Ce nouveau procédé, qui se distingue principalement par sa précision aussi bien spatiale que temporelle, exploite les principes de la spectroscopie laser. "Le rayon laser nous permet d'observer des mécanismes jusqu'à présent invisibles, comme par exemple la formation de flammes dans les chambres de combustion des moteurs de voitures [...]. Nous sommes au coeur de l'action - sans pour autant perturber le mécanisme. Avec les capteurs classiques, cela n'est pas possible.", affirme le Prof. Andreas Dreizler, directeur de la branche des écoulements réactifs et des technologies de mesure du Centre d'interfaces intelligentes de l'Université de Darmstadt.
Jusqu'à présent, la chambre de combustion était une boite noire. Personne ne savait ce qu'il se passait réellement à l'intérieur. L'optimisation des procédés de combustion se faisait par tâtonnements, en modifiant quelques paramètres et en en observant les conséquences. Grâce à cette découverte, il sera par exemple possible de comprendre avec précision l'origine d'un raté d'allumage, ce qu'il se passe lorsque le mélange air-carburant en pleine combustion vient percuter les parois du cylindre, ou encore l'origine des gaz nocifs.
Le principe est le suivant : un laser, à travers une petite fenêtre percée dans le cylindre, excite par impulsions les molécules présentes dans la chambre de combustion. Celles-ci deviennent fluorescentes pour un très court instant, et émettent donc elles-mêmes un rayonnement. Le rayon laser étant très monochromatique (c'est-à-dire qu'il n'émet qu'à une longueur d'onde bien précise, avec très peu de dispersion), il est ainsi possible de cibler les molécules à observer en ajustant la longueur d'onde du laser sur leur mode vibratoire. Elles seront ainsi les seules à être fluorescentes. De cette manière, à l'aide d'une caméra, on pourra aisément les localiser, qu'il s'agisse de monoxyde de carbone ou d'hydrocarbures non brulés, et ce avec une grande précision.
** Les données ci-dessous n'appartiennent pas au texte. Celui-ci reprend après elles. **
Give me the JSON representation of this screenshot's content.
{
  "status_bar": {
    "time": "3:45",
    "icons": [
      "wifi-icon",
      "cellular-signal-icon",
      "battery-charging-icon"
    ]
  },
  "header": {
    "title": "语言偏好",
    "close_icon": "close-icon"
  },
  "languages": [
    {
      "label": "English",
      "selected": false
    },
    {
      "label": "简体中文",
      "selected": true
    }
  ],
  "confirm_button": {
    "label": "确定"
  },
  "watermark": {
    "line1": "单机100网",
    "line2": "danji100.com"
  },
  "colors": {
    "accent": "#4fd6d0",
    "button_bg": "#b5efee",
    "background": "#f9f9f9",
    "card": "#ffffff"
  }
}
De plus, il est facile de contrôler la durée des impulsions, qui peut se réduire à quelques nanosecondes. On peut donc atteindre une résolution temporelle très élevée, ainsi qu'une grande précision. Il est donc possible de prendre une image instantanée de la situation, par une impulsion de quelques nanosecondes, ou de suivre tout un cycle de combustion en effectuant plusieurs captures à quelques millisecondes d'intervalle.
Les données ainsi collectées, relatives aux vitesses d'écoulement, aux températures et aux compositions des mélanges gazeux, sont primordiales pour les développeurs de moteurs, qui les utilisent pour améliorer leurs modèles théoriques et leurs programmes de simulation. De grands constructeurs comme Bosch, BMW et Rolls Royce emploient déjà cette technologie.